There's a known issues with clearing during the comparison: #82769
Unfortunately, the nature of OrderedDict does not allow us to apply the same fix as for #82769 (Just incref the reference counter of values to compare before PyObject_RichCompareBool).
The root cause is in how is clear method is implemented for OrderedDict.
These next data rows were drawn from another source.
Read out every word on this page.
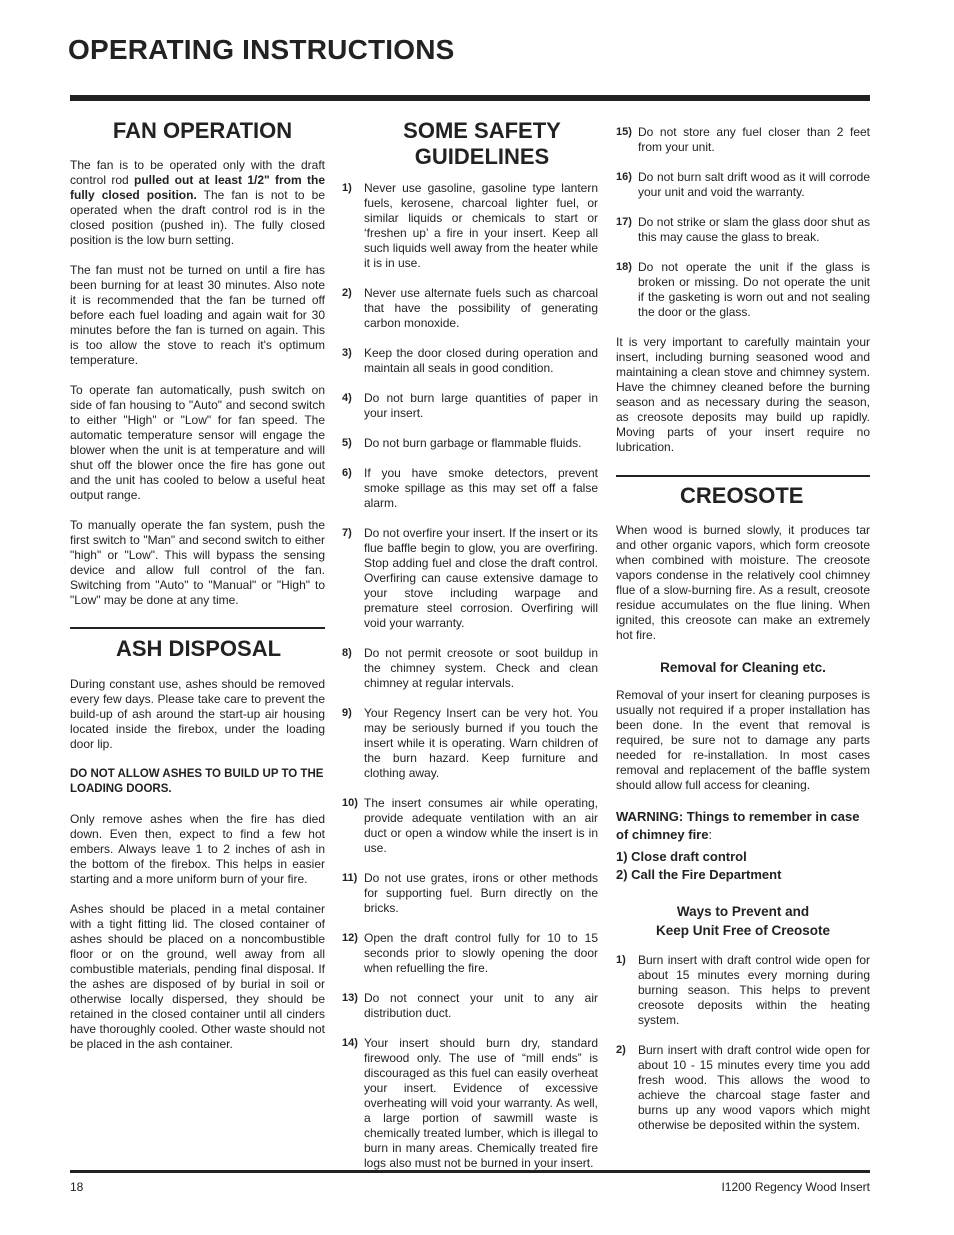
OPERATING INSTRUCTIONS
FAN OPERATION

The fan is to be operated only with the draft control rod pulled out at least 1/2" from the fully closed position. The fan is not to be operated when the draft control rod is in the closed position (pushed in). The fully closed position is the low burn setting.

The fan must not be turned on until a fire has been burning for at least 30 minutes. Also note it is recommended that the fan be turned off before each fuel loading and again wait for 30 minutes before the fan is turned on again. This is too allow the stove to reach it's optimum temperature.

To operate fan automatically, push switch on side of fan housing to "Auto" and second switch to either "High" or "Low" for fan speed. The automatic temperature sensor will engage the blower when the unit is at temperature and will shut off the blower once the fire has gone out and the unit has cooled to below a useful heat output range.

To manually operate the fan system, push the first switch to "Man" and second switch to either "high" or "Low". This will bypass the sensing device and allow full control of the fan. Switching from "Auto" to "Manual" or "High" to "Low" may be done at any time.

ASH DISPOSAL

During constant use, ashes should be removed every few days. Please take care to prevent the build-up of ash around the start-up air housing located inside the firebox, under the loading door lip.

DO NOT ALLOW ASHES TO BUILD UP TO THE LOADING DOORS.

Only remove ashes when the fire has died down. Even then, expect to find a few hot embers. Always leave 1 to 2 inches of ash in the bottom of the firebox. This helps in easier starting and a more uniform burn of your fire.

Ashes should be placed in a metal container with a tight fitting lid. The closed container of ashes should be placed on a noncombustible floor or on the ground, well away from all combustible materials, pending final disposal. If the ashes are disposed of by burial in soil or otherwise locally dispersed, they should be retained in the closed container until all cinders have thoroughly cooled. Other waste should not be placed in the ash container.

SOME SAFETY
GUIDELINES
1)	Never use gasoline, gasoline type lantern fuels, kerosene, charcoal lighter fuel, or similar liquids or chemicals to start or ‘freshen up’ a fire in your insert. Keep all such liquids well away from the heater while it is in use.
2)	Never use alternate fuels such as charcoal that have the possibility of generating carbon monoxide.
3)	Keep the door closed during operation and maintain all seals in good condition.
4)	Do not burn large quantities of paper in your insert.
5)	Do not burn garbage or flammable fluids.
6)	If you have smoke detectors, prevent smoke spillage as this may set off a false alarm.
7)	Do not overfire your insert. If the insert or its flue baffle begin to glow, you are overfiring. Stop adding fuel and close the draft control. Overfiring can cause extensive damage to your stove including warpage and premature steel corrosion. Overfiring will void your warranty.
8)	Do not permit creosote or soot buildup in the chimney system. Check and clean chimney at regular intervals.
9)	Your Regency Insert can be very hot. You may be seriously burned if you touch the insert while it is operating. Warn children of the burn hazard. Keep furniture and clothing away.
10) The insert consumes air while operating, provide adequate ventilation with an air duct or open a window while the insert is in use.
11) Do not use grates, irons or other methods for supporting fuel. Burn directly on the bricks.
12) Open the draft control fully for 10 to 15 seconds prior to slowly opening the door when refuelling the fire.
13) Do not connect your unit to any air distribution duct.
14) Your insert should burn dry, standard firewood only. The use of “mill ends” is discouraged as this fuel can easily overheat your insert. Evidence of excessive overheating will void your warranty. As well, a large portion of sawmill waste is chemically treated lumber, which is illegal to burn in many areas. Chemically treated fire logs also must not be burned in your insert.
15) Do not store any fuel closer than 2 feet from your unit.
16) Do not burn salt drift wood as it will corrode your unit and void the warranty.
17) Do not strike or slam the glass door shut as this may cause the glass to break.
18) Do not operate the unit if the glass is broken or missing. Do not operate the unit if the gasketing is worn out and not sealing the door or the glass.

It is very important to carefully maintain your insert, including burning seasoned wood and maintaining a clean stove and chimney system. Have the chimney cleaned before the burning season and as necessary during the season, as creosote deposits may build up rapidly. Moving parts of your insert require no lubrication.

CREOSOTE

When wood is burned slowly, it produces tar and other organic vapors, which form creosote when combined with moisture. The creosote vapors condense in the relatively cool chimney flue of a slow-burning fire. As a result, creosote residue accumulates on the flue lining. When ignited, this creosote can make an extremely hot fire.

Removal for Cleaning etc.

Removal of your insert for cleaning purposes is usually not required if a proper installation has been done. In the event that removal is required, be sure not to damage any parts needed for re-installation. In most cases removal and replacement of the baffle system should allow full access for cleaning.

WARNING: Things to remember in case of chimney fire:

1) Close draft control
2) Call the Fire Department

Ways to Prevent and
Keep Unit Free of Creosote

1)	Burn insert with draft control wide open for about 15 minutes every morning during burning season. This helps to prevent creosote deposits within the heating system.
2)	Burn insert with draft control wide open for about 10 - 15 minutes every time you add fresh wood. This allows the wood to achieve the charcoal stage faster and burns up any wood vapors which might otherwise be deposited within the system.
18	I1200 Regency Wood Insert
It's decref's keys in nodes and then frees the node.
So, we cannot "incref" keys in the _odict_keys_equal.
Let's imagine we implemented this:

    while (1) {
        if (node_a == NULL && node_b == NULL)
            /* success: hit the end of each at the same time */
            return 1;
        else if (node_a == NULL || node_b == NULL)
            /* unequal length */
            return 0;
        else {
            Py_INCREF(_odictnode_KEY(node_a));
            Py_INCREF(_odictnode_KEY(node_b));
            int res = PyObject_RichCompareBool(
                                            (PyObject *)_odictnode_KEY(node_a),
                                            (PyObject *)_odictnode_KEY(node_b),
                                            Py_EQ);

            if (res < 0)
                return res;
            else if (res == 0)
                return 0;

            /* otherwise it must match, so move on to the next one */
            node_a = _odictnode_NEXT(node_a);
            node_b = _odictnode_NEXT(node_b);
        }
    }

The first iteration of this loop will complete without any errors (actually clearing our OrderedDict). So, after this iteration our node_a and node_b become the next nodes (see the last lines of the cycle above).
But... some of these nodes actually freed! (in our example it's the node_a but it's not hard to clear both of our OrderedDicts :))
Now node_a points to something like 0xdddddddddddddddd and accessing its field key leads to a segfault.